For the interpretation of “furnishes proof” in Section 34(2)(a), the Court relied on following judgments:

(a) Sandeep Kumar v. Dr. Ashok Hans, (2004) 3 Arb LR 306 wherein Delhi High Court held that there is no requirement under the provisions of Section 34 for parties to lead evidence. The record of the Arbitrator was held to be sufficient in order to furnish proof of whether the grounds under Section 34 had been made out.

(b) Sial Bioenergie v. SBEC Systems, AIR 2005 Del 95 wherein the Delhi High Court inter alia held that if the Court would allow the process of oral evidence at the time of hearing the objection against the award under Section 34 of the Act, then it would prolong the process of hearing objections and it would completely defeat the objects of the Act.

(c) Fiza Developers & Inter-Trade Pvt. Ltd. v. AMCI (India) Pvt. Ltd. and Anr., (2009) 17 SCC 796, wherein the Supreme Court dealt with the question whether issues as contemplated under the Indian Code of Civil Procedure, 1908 should be framed in challenge to the award under Section 34 of the Act. Along with other observations, the Court held that applications under Section 34 of the Act are summary proceedings with provision for objections by the respondent-defendant, followed by an opportunity to the applicant to“prove”the existence of any ground under Section 34(2). The applicant is permitted to file affidavits of his witnesses in proof. A corresponding opportunity is given to the respondent-defendant to place his evidence by affidavit. Where the case so warrants, the court permits cross-examination of the persons swearing to the affidavit. Thereafter, the court hears arguments and/or receives written submissions and decides the matter. This is of course the routine procedure. The court may vary the said procedure, depending upon the facts of any particular case or the local rules. What is however clear is that framing of issues as contemplated under Rule 1 of Order 14 of the Code is not an integral part of the process of a proceedings under Section 34 of the Act.

(d) WEB Techniques and Net Solutions Pvt. Ltd. v. M/s. Gati Ltd. and Anr, wherein the Calcutta High Court after referring to Fiza Developers (supra), held that oral evidence is not required under a Section 34 application when the record before the Arbitrator would show whether the petitioners had received notice relating to his appointment.

The Court also cited the Arbitration and Conciliation (Amendment) Bill of 2018, being Bill No.100 of 2018, contains an amendment to Section 34(2)(a) of the principal Act, and proposed substitution of “furnishes proof that”, with “establishes on the basis of the record of the arbitral tribunal that”


Relying on Indus Mobile (Supra), the Court held that once courts in Mumbai have exclusive jurisdiction, read with the National Stock Exchange Bye-laws, it is clear that it is the Mumbai courts and the Mumbai courts alone, before which an award can be challenged under Section 34 of the Act. The arbitration that was conducted at Delhi was only at a convenient venue earmarked by the National Stock Exchange.

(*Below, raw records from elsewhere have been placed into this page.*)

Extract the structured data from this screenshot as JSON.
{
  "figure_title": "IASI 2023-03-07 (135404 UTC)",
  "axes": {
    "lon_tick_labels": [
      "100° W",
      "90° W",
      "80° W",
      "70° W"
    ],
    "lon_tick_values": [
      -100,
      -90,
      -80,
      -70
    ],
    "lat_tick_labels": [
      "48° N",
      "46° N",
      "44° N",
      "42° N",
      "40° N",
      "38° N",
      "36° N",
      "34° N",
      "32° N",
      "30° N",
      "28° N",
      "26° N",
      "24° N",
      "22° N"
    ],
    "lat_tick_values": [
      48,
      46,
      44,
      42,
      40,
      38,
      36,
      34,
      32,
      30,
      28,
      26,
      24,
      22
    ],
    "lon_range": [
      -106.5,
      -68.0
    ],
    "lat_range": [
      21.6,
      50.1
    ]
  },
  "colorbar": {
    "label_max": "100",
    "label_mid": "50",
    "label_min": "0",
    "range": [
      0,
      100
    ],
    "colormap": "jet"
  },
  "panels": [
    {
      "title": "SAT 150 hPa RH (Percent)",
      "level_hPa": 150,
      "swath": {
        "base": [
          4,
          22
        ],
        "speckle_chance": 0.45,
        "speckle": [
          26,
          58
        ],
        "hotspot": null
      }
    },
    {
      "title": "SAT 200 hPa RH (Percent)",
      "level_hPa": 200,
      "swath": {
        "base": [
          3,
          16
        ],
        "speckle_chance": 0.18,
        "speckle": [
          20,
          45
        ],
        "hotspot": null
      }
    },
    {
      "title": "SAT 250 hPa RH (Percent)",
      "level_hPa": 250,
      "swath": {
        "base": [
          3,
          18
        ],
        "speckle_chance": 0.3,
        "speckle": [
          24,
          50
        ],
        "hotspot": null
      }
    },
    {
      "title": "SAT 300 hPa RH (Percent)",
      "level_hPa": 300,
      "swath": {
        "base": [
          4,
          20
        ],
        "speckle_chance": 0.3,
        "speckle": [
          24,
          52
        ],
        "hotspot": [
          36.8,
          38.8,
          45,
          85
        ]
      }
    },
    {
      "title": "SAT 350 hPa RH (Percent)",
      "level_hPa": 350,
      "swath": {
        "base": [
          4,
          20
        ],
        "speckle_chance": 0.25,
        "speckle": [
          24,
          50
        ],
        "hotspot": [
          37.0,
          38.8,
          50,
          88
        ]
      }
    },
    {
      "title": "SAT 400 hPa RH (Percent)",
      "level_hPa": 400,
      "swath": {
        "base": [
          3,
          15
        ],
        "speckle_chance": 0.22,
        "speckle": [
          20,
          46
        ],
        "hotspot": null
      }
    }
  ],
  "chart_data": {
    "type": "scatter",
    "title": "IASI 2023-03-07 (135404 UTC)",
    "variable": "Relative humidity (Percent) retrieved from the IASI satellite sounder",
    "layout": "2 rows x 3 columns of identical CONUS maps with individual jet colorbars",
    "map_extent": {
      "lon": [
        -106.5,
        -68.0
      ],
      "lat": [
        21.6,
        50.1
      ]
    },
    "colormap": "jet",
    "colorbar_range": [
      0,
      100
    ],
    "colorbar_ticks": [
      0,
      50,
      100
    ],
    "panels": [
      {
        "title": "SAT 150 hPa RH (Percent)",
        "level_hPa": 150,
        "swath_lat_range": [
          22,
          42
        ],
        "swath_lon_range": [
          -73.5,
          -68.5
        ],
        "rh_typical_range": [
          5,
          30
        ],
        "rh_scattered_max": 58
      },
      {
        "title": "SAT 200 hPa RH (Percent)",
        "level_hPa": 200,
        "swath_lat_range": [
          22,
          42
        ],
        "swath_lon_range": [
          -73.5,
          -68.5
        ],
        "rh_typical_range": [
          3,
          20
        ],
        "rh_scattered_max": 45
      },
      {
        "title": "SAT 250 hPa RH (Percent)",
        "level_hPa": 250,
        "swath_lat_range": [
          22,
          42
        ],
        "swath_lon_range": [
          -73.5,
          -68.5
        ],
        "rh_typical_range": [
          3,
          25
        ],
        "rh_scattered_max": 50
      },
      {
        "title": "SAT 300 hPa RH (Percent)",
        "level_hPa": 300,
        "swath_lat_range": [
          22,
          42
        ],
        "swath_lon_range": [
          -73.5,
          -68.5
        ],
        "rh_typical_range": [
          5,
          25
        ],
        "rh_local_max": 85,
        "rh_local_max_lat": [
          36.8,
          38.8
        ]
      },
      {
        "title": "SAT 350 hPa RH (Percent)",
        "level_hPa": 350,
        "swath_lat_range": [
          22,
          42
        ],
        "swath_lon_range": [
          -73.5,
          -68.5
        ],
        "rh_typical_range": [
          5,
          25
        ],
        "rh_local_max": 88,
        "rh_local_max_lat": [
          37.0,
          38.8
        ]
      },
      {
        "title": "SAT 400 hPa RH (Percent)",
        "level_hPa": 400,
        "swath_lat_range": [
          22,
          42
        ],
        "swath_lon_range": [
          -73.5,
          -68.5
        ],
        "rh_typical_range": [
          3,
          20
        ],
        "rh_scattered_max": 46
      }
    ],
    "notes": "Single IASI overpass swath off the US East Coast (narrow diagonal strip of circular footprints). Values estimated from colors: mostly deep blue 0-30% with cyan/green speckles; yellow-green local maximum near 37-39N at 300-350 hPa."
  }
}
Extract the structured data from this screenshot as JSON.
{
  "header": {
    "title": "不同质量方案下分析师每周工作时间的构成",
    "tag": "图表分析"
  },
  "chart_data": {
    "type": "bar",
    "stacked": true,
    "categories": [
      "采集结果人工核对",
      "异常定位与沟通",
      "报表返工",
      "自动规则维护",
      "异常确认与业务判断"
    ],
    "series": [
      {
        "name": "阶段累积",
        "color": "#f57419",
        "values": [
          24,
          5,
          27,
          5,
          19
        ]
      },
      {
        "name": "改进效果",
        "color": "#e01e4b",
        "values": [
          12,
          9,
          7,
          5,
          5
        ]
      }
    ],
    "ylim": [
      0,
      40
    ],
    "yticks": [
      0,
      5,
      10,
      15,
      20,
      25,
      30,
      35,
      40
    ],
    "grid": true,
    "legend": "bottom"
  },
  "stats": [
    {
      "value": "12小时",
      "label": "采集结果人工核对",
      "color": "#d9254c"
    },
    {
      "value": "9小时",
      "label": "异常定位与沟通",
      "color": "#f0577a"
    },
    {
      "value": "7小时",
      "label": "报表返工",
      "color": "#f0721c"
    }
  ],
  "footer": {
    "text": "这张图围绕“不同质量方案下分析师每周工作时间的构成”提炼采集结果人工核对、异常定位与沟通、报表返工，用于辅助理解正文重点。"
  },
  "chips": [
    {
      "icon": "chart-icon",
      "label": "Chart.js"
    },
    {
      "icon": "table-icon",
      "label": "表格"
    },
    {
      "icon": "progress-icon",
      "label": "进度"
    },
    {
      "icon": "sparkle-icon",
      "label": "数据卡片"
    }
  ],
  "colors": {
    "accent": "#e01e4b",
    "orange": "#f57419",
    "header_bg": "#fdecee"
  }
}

What is meant by the expression furnishes proof in Section 34(2) (a)?

After relying on several earlier judgments, the Court clarified the legal position by stating that an application for setting aside an arbitral award will not ordinarily require anything beyond the record that was before the Arbitrator. However, if there are matters not contained in such record, and are relevant to the determination of issues arising under Section 34(2)(a), they may be brought to the notice of the Court by way of affidavits filed by both parties. Cross-examination of persons swearing to the affidavits should not be allowed unless absolutely necessary, as the truth will emerge on a reading of the affidavits filed by both parties.